Miosis to Variation
Evolution can also occur as a result of genes being transferred from one population to another. This gene flow occurs when there is migration. The loss or addition of people can easily change gene pool frequencies even if there are no other evolutionary mechanisms operating. For instance, if all red haired people were to leave Scotland, the next generation there would likely have very few people with this trait. The Scottish population would have evolved as would the populations into which the red haired people migrated.
Gene flow can also occur without migration. When people travel to another area and successfully mate with people in the population there, a transfer of genes occurs between the populations even though the traveler returns home. For example, when U.S. soldiers had children in Southeast Asia with Vietnamese women during the war there in the 1960's and early 1970's, they altered the gene pool frequencies of the Vietnamese population.
Genes may occasionally also flow between species. For instance, segments of DNA may be transferred from one species to another by viruses as they invade the cells of animals or plants. This apparently rare form of gene flow has been documented for some species of insects, fish, reptiles, mammals, and especially microorganisms, but it has not been conclusively demonstrated for humans. However, it has been suggested that 40-50% of human DNA sequences may have been transported from other species by viruses. This is yet to be verified.
Gene Flow
Gene Flow — also called migration — is any movement of individuals, and/or the genetic material they carry, from one population to another. Gene flow includes lots of different kinds of events, such as pollen being blown to a new destination or people moving to new cities or countries. If gene versions are carried to a population where those gene versions previously did not exist, gene flow can be a very important source of genetic variation. In the graphic below, the gene version for brown coloration moves from one population to another.
Adaptation
An adaptation is a feature that is common in a population because it provides some improved function. Adaptations are well fitted to their function and are produced by natural selection.
Adaptations can take many forms: a behavior that allows better evasion of predators, a protein that functions better at body temperature, or an anatomical feature that allows the organism to access a valuable new resource — all of these might be adaptations. Many of the things that impress us most in nature are thought to be adaptations.
Mimicry of leaves by insects is an adaptation for evading predators. This example is a katydid from Costa Rica.
The creosote bush is a desert-dwelling plant that produces toxins that prevent other plants from growing nearby, which reducing nutrients and water.
Echolocation in bats is an adaptation for catching insects.
So what's not an adaptation? The answer: a lot of things. One example is vestigial structures. A vestigial structure is a feature that was an adaptation for the organism's ancestor, but that evolved to be non-functional because the organism's environment changed.
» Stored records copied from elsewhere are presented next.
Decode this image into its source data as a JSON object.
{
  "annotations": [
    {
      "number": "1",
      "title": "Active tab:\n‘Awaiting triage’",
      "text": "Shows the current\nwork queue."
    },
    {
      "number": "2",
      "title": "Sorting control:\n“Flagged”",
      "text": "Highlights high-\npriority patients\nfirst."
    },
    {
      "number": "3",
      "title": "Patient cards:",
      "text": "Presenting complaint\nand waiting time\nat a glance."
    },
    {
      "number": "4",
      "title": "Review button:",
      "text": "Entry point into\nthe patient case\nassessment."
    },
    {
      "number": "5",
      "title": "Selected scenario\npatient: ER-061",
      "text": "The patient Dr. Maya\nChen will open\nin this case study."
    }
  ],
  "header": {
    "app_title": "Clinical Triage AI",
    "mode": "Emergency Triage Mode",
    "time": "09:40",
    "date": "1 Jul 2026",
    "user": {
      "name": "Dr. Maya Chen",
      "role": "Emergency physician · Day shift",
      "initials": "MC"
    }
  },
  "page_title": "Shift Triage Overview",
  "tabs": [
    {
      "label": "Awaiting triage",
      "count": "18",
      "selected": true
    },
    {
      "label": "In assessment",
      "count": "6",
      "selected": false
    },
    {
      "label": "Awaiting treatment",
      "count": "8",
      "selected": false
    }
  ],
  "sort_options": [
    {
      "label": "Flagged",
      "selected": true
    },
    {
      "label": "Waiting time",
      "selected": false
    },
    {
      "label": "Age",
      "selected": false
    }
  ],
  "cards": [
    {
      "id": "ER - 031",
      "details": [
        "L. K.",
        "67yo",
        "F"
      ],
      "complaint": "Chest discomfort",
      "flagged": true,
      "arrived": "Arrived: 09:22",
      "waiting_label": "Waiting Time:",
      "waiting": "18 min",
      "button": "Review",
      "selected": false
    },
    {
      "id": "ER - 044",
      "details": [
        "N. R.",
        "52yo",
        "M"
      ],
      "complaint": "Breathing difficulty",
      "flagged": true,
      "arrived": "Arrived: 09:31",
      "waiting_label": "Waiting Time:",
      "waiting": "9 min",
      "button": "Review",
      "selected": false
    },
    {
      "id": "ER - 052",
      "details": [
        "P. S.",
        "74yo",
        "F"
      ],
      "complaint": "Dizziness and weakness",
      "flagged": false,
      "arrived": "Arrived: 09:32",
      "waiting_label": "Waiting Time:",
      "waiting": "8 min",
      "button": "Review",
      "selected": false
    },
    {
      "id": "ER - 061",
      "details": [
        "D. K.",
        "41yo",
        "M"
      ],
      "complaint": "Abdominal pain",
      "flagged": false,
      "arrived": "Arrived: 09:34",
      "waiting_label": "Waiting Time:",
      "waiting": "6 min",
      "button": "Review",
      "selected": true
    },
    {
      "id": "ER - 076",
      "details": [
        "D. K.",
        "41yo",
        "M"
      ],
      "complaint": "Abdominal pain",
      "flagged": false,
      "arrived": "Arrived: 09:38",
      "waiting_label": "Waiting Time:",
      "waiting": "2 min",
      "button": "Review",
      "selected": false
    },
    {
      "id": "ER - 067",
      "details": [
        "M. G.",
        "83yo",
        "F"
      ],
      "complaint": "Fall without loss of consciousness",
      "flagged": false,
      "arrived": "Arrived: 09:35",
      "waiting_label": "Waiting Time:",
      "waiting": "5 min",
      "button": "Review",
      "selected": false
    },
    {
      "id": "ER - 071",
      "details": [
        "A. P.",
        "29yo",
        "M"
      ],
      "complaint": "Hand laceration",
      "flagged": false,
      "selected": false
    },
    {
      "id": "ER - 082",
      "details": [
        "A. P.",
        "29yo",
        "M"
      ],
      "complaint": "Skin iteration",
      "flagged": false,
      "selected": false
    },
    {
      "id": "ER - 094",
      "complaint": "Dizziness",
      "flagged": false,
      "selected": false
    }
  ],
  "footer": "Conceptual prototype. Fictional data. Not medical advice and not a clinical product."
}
Fish species that live in completely dark caves have vestigial, non-functional eyes. When their sighted ancestors ended up living in caves, there was no longer any natural selection that maintained the function of the fishes' eyes. So, fish with better sight no longer out-competed fish with worse sight. Today, these fish still have eyes — but they are not functional and are not an adaptation; they are just the by-products of the fishes' evolutionary history.